Sure, but why? Choose $x_0=1$ and create the sequence in the article for $f(x)=x^6+x-66$. What didn't you understand?

Did you actually calculate it or why did you dismiss it?

$f'(x)=6x^5+1$
f(0)=-66, f'(0)=1, so our next point is 66.
f(66)=82653950016, f'(66)=7513995457, the ratio is 11, so our next point is 66-11=55.
The following points are approximately 45.8, 38.2, 26.5, ... you get 2.0027 after 22 steps and 2.0000090 after 23 steps.

0 is very poor choice for the starting point but it still converges to one of the solutions.

i will take time during the december holidays and refresh on this...they're not difficult. I just need to create time and do some reading.
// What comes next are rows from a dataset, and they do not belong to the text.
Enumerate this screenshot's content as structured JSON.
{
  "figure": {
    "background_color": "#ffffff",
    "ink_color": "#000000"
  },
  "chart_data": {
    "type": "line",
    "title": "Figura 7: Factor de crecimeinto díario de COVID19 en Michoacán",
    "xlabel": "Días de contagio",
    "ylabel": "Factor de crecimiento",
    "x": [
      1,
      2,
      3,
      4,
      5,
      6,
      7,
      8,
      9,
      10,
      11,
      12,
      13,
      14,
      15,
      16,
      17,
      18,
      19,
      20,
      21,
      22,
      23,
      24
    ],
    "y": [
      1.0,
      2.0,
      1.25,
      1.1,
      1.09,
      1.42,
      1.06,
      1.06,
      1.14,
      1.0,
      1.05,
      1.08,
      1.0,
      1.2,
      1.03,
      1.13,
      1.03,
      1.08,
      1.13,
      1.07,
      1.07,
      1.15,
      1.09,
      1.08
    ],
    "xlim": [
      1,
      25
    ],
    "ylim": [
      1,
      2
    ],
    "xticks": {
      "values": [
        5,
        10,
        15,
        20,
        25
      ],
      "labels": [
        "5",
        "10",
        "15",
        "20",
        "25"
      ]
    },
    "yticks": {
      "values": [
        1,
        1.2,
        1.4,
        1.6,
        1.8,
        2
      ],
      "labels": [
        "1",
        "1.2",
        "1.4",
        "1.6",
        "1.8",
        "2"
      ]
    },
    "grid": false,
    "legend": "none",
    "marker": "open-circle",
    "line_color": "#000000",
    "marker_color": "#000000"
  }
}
Bingo

 

[chwala]

You have $x^{1/2}+x^{1/3}=12$ which is not the same as $x^{1/6}=12x^{1/3}-1$.

Again, what do you get from $x^{1/2}+x^{1/3}=12$ if $u=x^{1/6}$?

just trying to go through my previous working...what of using the approach of,
$x^{1/2} + x^{1/3} = 12$
then,
$x^{1/6}+ 1 = 12x^{-1/3}$
on squaring both sides, we get;
$x^{1/3} + 2x^{1/6} + 1= \frac{144}{x^{2/3}}$
$x + 2x^{5/6} + x^{2/3}= 144$
$x^{6/6}+ 2x^{5/6} + x^{4/6}= 144$
letting $x^{1/6}=p$
it follows that,
$p^6+2p^5+p^4=144$
on solving numerically, we get
$p=2$ bingo...

 

[Mark44]

if $u = x^{1/6}$
then, we shall have, $u^3+u^2=12$
$u^2(u+1)=12$

The factorization on the left side doesn't do you any good. Factorization is useful if you have a product of factors on one side, and zero on the other.